OK. I want to show you the consistency of the glue, once it’s been cooked for a little while here, and it’s stirring up nicely. But one of the tests is, I can take this, and if it runs off the brush like this without– just a nice, continuous run right off of the brush. That’s what we want. That’s a nice consistency of good, hot glue.

Now one of the disadvantages to hide glue is that it can tend to gel up fairly fast. So it’s helpful to work in a heated shop or to even preheat the joint. Sometimes I’ll use a heat gun, just to preheat the joints.

Another way to extend the working time of the glue is to add some urea. And this is just some urea, 46-0-0. I actually found this on Amazon. Five pounds of it is, like, $10 or something. So this will last me probably two lifetimes. So if you need any urea, you know where to call.

Now the key here is not to add too much of this. What I’m going to do is add about a half a teaspoon to about a quarter of a cup of glue. That’s what I’ve found works pretty well. On Eugene Thordahl’s website he has a chart that has some of the descriptions of how much urea to add to the glue to extend the work.

So I just take a half a teaspoon here and just pour that right into there. And what happens is, as the glue is cooked and warm, these things will just dissolve in the hot glue. And once it’s dissolved well, you just stir it up well, and that will extend the working time of the glue.

OK. One of the great things about hide glue is, unlike any other glue, you can actually reuse your waste glue. That is, if you have some squeeze-out, excess glue coming out of a joint– look at this.

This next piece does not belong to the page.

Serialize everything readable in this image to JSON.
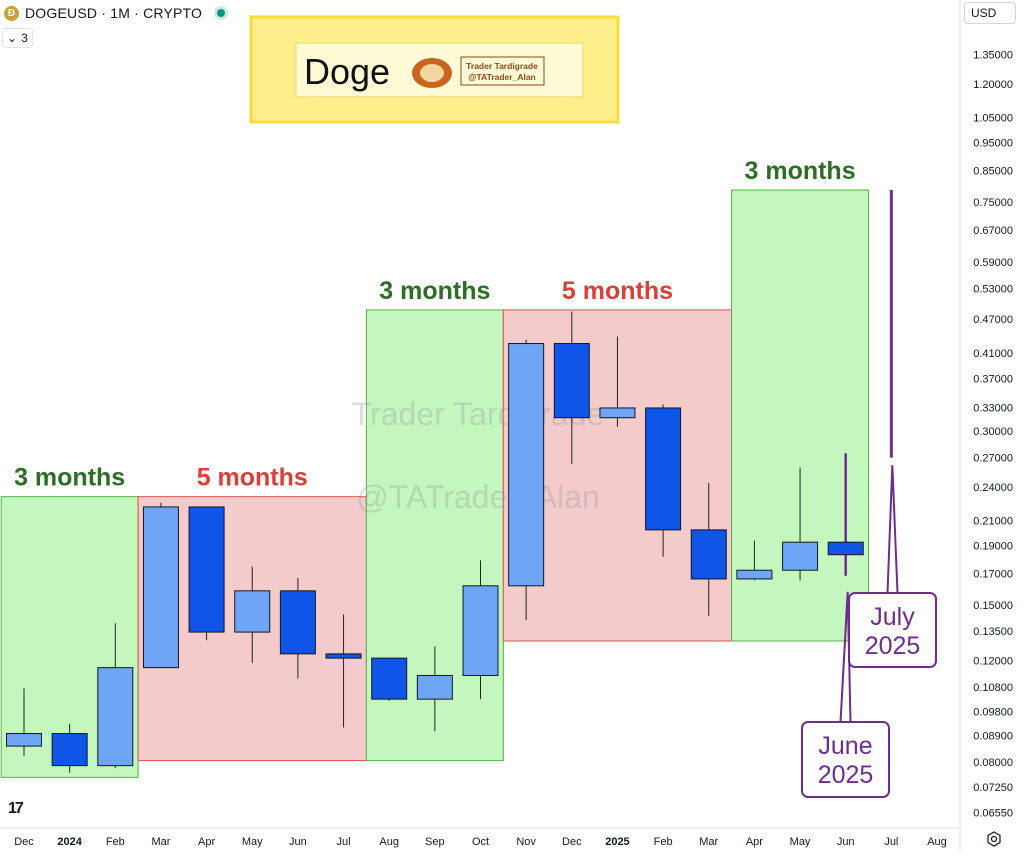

So you can come right over here and just take that. This is still kind of in a gel-like substance here. And you just put it right back in that glue bottle, and you can reuse, recycle, the glue. So no waste here. Look at this. I can just take all of this excess glue and put it right back in there.

And it’s easy to clean this stuff up. It just comes right off. But it’s super strong. There was a fellow that works at the Smithsonian as a conservator, and he said that hide glue was just about as strong as epoxy. It’s hard to believe, isn’t it?

But the downside to hide glue– there is a downside, and that is that high heat and moisture will break down the glue. But hey, there’s been pieces of furniture that were made hundreds of years ago. They’re still held together with hide glue.

And if it needs to be repaired, it’s easy to repair. You can just reconstitute the glue, just put the fresh layer of glue right over it. It will reconstitute itself, and you can repair your joint.

So go get some hide glue. Try it. I think you’ll find, as I have, that you really enjoy using it.

One Response to Hide Glue

  1. Russell Buskirk March 21, 2015 at 9:26 PM #

    Hide glue is probably the best glue for furniture; for new work and definitely for antiques. I conserve antiques and did an end-grain glue test in 1990; it is still holding strong! Period antique furniture is made with hide glue. If a joint is loose; just inject new hide glue into the joint. It will re-activate the old crystallized glue and be as good as new.

    I use a crock pot with a 3.5″ dia. stainless steel container to hold the glue.

    A rule of thumb: If you have short sleeves on; the wood is probably warm enough. If you have long sleeves; heat the wood with a lamp or heat gun.